Habiburrahman El-Shirazy (Kang Abik)
Seorang novelis yang berdakwah melalui karya tulisnya ini
setelah menyelesaikan studinya di Kairo, Mesir, Kang Abik kembali ke Indonesia.
Karir perdananya adalah sebagai guru di MAN 1 DIY.
Kang Abik pernah mengalami kecelakaan yang menjadikan
kakinya patah saat hendak perjalanan Yogayakarta-Semarang pada 23 Mei 2003.
Dengan apa yang dialaminya tersebut Kang Abik harus dirawat
selama 9 hari di rumah sakit dan berdiam diri di rumah selama proses
kesembuhannya. Situasi semacam lantas tidak menyurutkan jiwa kreativitasnya. Buktinya
ia mampu menulis novel Ayat-Ayat Cinta dan berhasil dia selesaikan di
dalam keadaan sakit.
Basuki Tjahja Purnama (BTP)
Ahok dipenjara pada 9 Mei 2017 di Mako Brimob, Jakarta, usai
dinyatakan bersalah dalam kasus penistaan agama.
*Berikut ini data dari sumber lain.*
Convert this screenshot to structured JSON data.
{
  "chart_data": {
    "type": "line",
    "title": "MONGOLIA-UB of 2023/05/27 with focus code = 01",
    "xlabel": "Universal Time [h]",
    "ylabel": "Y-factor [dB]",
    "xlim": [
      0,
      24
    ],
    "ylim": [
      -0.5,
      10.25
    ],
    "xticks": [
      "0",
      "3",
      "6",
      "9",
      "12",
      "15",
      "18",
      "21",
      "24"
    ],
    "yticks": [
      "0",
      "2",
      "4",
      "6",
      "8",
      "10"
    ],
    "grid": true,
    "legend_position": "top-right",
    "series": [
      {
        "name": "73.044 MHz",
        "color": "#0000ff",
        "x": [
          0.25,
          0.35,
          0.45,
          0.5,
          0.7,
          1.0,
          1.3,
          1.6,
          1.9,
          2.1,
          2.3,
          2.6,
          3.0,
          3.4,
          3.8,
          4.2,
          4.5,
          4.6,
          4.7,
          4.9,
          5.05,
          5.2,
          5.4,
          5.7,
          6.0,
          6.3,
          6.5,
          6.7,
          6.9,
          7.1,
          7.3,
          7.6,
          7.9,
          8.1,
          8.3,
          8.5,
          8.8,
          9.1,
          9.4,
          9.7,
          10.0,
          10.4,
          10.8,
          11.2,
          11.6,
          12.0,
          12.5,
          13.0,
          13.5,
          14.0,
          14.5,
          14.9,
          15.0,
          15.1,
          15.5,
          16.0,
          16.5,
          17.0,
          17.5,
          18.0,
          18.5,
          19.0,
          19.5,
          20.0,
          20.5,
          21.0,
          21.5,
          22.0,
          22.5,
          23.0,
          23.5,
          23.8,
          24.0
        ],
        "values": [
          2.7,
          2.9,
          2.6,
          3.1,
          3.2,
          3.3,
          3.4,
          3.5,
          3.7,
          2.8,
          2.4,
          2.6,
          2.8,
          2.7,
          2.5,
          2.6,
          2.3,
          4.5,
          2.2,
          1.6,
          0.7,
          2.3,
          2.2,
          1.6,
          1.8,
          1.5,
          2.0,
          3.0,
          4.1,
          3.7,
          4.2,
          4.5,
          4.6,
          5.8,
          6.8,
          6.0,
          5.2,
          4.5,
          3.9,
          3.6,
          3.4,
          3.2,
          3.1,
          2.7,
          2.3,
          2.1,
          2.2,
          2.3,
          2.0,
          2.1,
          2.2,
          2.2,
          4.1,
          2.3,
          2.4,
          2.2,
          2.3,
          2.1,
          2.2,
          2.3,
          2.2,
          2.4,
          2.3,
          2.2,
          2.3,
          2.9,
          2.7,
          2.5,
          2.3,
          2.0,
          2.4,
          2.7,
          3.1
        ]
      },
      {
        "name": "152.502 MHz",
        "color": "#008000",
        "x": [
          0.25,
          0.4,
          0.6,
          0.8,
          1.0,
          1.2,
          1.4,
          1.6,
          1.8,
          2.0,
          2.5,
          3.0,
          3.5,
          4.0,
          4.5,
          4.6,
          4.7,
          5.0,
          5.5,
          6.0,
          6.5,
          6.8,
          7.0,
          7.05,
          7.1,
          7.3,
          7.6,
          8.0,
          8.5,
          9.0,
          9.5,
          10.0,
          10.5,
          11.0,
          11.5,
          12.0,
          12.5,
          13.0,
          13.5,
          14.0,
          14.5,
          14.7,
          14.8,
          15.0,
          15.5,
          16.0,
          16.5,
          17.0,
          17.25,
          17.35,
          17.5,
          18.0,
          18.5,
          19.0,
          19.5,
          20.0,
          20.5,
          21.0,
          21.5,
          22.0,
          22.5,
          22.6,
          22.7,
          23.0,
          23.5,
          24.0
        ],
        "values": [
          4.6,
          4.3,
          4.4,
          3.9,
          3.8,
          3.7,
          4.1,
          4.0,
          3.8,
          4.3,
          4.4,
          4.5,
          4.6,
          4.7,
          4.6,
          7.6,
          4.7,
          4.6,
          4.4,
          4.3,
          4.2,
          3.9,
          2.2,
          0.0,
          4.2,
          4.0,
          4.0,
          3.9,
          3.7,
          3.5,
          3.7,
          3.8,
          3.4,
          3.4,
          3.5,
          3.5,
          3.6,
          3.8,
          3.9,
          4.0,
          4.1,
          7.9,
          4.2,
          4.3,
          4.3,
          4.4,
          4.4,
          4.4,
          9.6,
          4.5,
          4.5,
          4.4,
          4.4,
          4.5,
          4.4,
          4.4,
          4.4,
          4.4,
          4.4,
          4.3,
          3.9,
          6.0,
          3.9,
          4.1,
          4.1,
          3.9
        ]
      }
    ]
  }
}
Ahok berserita saat awal-awal masuk penjara merasa
kebingungan karena tak banyak aktivitas yang bisa dilakukan di dalam penjara.
Maka dengan usulan dari salah seorang penjenguknya, dia memutuskan menghabiskan
waktunya dengan menulis.
Hingga akhirnya Ahok dapat meluncurkan bukunya yang berjudul
Panggil Saya BTP, Perjalanan Psikologi Ahok Selama di Mako Brimob dengan
tebal buku 643 halaman.
Beberapa tokoh yang disebutkan di atas hanyalah sedikit dari
banyak orang yang selalu memanfaatkan waktu dan celah sekecil apapun untuk
meningkatkan kreativitas atau menuangkan buah pikirannya dalam rangka membangun
sejarah emas untuk Indonesia tanah air tercinta.